# A variant on a classic

One of @sparksmaths’s favourite puzzles is:

Two cars are driving along the motorway, one at 70mph and the other at 100mph. As they’re beside each other, they both spot an obstruction ahead and slam on the brakes. The slower car just barely stops before hitting the obstruction. Assuming no reaction time, equally efficient brakes and the general simplicity that goes with a mechanics problem, how fast does the other car hit the obstruction?

Someone on reddit – I’ve no idea who, and it’s too late in the day to check – suggested a variant: what if you take thinking time into account?

Spoilers below the line.

Let’s solve the original problem first. Assuming constant deceleration, we can use $v^2 = u^2 + 2as$ (in miles and hours, if we’re going to roll that way); $v=0$, $u=70$, and we really only want the $2as$ – which will be the same for the other car, and is related to the kinetic energy lost ((assuming unit mass)).

So $2as$ bit is just -4900 miles squared per hour.

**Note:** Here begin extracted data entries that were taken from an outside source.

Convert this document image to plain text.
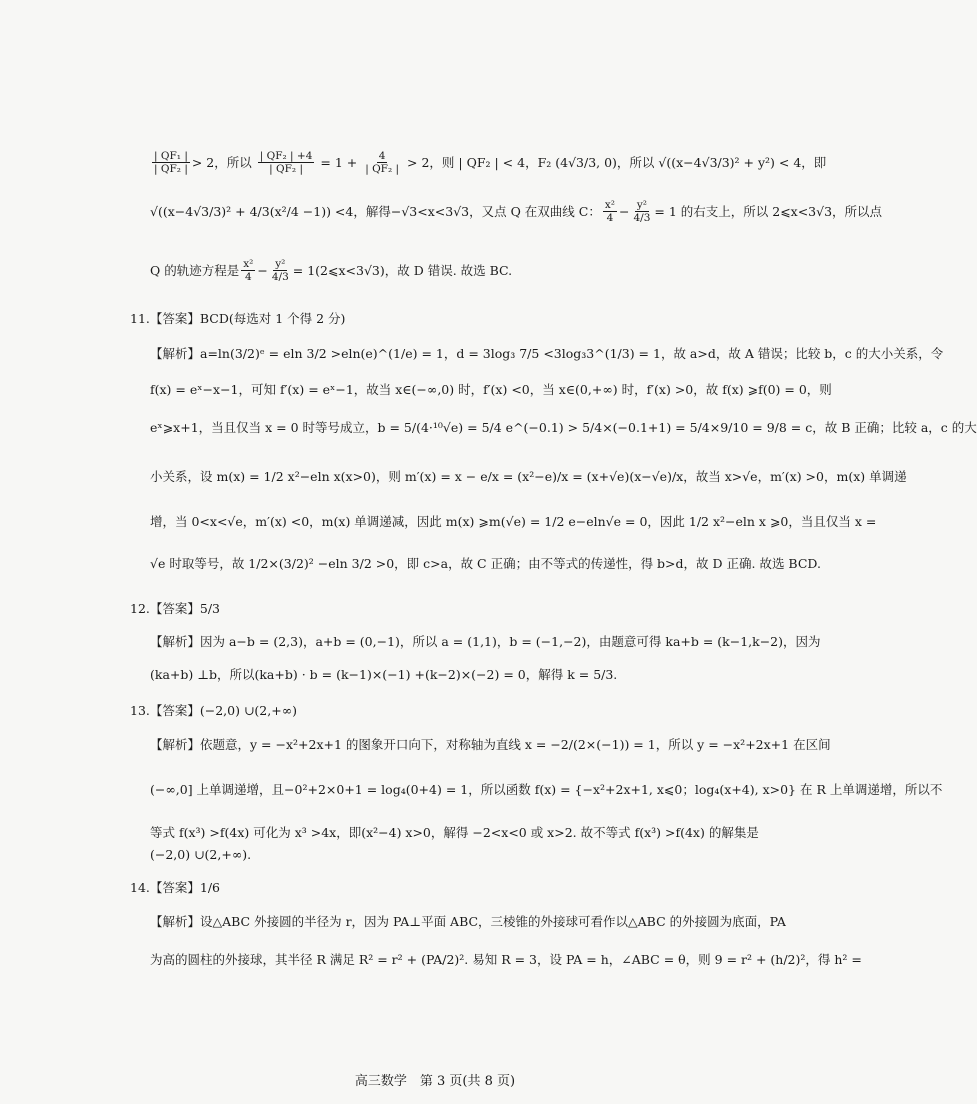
$\frac{\text{| QF₁ |}}{\text{| QF₂ |}} > 2$，所以 $\frac{\text{| QF₂ | +4}}{\text{| QF₂ |}} = 1 + \frac{4}{\text{| QF₂ |}} > 2$，则 | QF₂ | < 4，F₂ (4√3/3, 0)，所以 √((x−4√3/3)² + y²) < 4，即
√((x−4√3/3)² + 4/3(x²/4 −1)) <4，解得−√3<x<3√3，又点 Q 在双曲线 C： $\frac{\text{x²}}{4} - \frac{\text{y²}}{4/3} = 1$ 的右支上，所以 2⩽x<3√3，所以点
Q 的轨迹方程是 $\frac{\text{x²}}{4} - \frac{\text{y²}}{4/3}$ = 1(2⩽x<3√3)，故 D 错误. 故选 BC.
11.【答案】BCD(每选对 1 个得 2 分)
【解析】a=ln(3/2)ᵉ = eln 3/2 >eln(e)^(1/e) = 1，d = 3log₃ 7/5 <3log₃3^(1/3) = 1，故 a>d，故 A 错误；比较 b，c 的大小关系，令
f(x) = eˣ−x−1，可知 f′(x) = eˣ−1，故当 x∈(−∞,0) 时，f′(x) <0，当 x∈(0,+∞) 时，f′(x) >0，故 f(x) ⩾f(0) = 0，则
eˣ⩾x+1，当且仅当 x = 0 时等号成立，b = 5/(4·¹⁰√e) = 5/4 e^(−0.1) > 5/4×(−0.1+1) = 5/4×9/10 = 9/8 = c，故 B 正确；比较 a，c 的大
小关系，设 m(x) = 1/2 x²−eln x(x>0)，则 m′(x) = x − e/x = (x²−e)/x = (x+√e)(x−√e)/x，故当 x>√e，m′(x) >0，m(x) 单调递
增，当 0<x<√e，m′(x) <0，m(x) 单调递减，因此 m(x) ⩾m(√e) = 1/2 e−eln√e = 0，因此 1/2 x²−eln x ⩾0，当且仅当 x =
√e 时取等号，故 1/2×(3/2)² −eln 3/2 >0，即 c>a，故 C 正确；由不等式的传递性，得 b>d，故 D 正确. 故选 BCD.
12.【答案】5/3
【解析】因为 a−b = (2,3)，a+b = (0,−1)，所以 a = (1,1)，b = (−1,−2)，由题意可得 ka+b = (k−1,k−2)，因为
(ka+b) ⊥b，所以(ka+b) · b = (k−1)×(−1) +(k−2)×(−2) = 0，解得 k = 5/3.
13.【答案】(−2,0) ∪(2,+∞)
【解析】依题意，y = −x²+2x+1 的图象开口向下，对称轴为直线 x = −2/(2×(−1)) = 1，所以 y = −x²+2x+1 在区间
(−∞,0] 上单调递增，且−0²+2×0+1 = log₄(0+4) = 1，所以函数 f(x) = {−x²+2x+1, x⩽0；log₄(x+4), x>0} 在 R 上单调递增，所以不
等式 f(x³) >f(4x) 可化为 x³ >4x，即(x²−4) x>0，解得 −2<x<0 或 x>2. 故不等式 f(x³) >f(4x) 的解集是
(−2,0) ∪(2,+∞).
14.【答案】1/6
【解析】设△ABC 外接圆的半径为 r，因为 PA⊥平面 ABC，三棱锥的外接球可看作以△ABC 的外接圆为底面，PA
为高的圆柱的外接球，其半径 R 满足 R² = r² + (PA/2)². 易知 R = 3，设 PA = h，∠ABC = θ，则 9 = r² + (h/2)²，得 h² =
高三数学　第 3 页(共 8 页)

The other car is travelling at 100mph, so its unit-mass energy is 10,000 units before it starts braking, and 5,100 units afterwards. If you’ve not done the puzzle before, it’s surprising that the second car hits the obstacle at about 71.4mph ((Interestingly, $\sqrt{5100}$ is very close to $70+\sqrt{2}$. Maybe the Ninja will explain why one day.))

Now for the trickier version. While we probably *could* work it all out, as I mentioned, it’s a bit late in the day, so I’m just going to look up the Highway Code numbers, which say that at 70mph, it takes 21m before you start to brake, and then 75m to stop. I’m as annoyed about the change of units as you are, ok?

In any case, that means the faster car travels 30m before it starts to brake – so it’s only 66m from the obstacle at that point. It has 12% less distance to stop in than the slower car, so it loses 12% less energy while braking.

So, rather than losing 4900 units, it loses a smidge over 4300 and ends up with 5688 units. To my surprise, that’s only a little faster than before, about 75.4mph.

That said, hitting things at 75.4mph is the sort of thing only the Mathematical Ninja would consider doing, and even then only things they *really* disliked. Say, what’s happened to my calculator?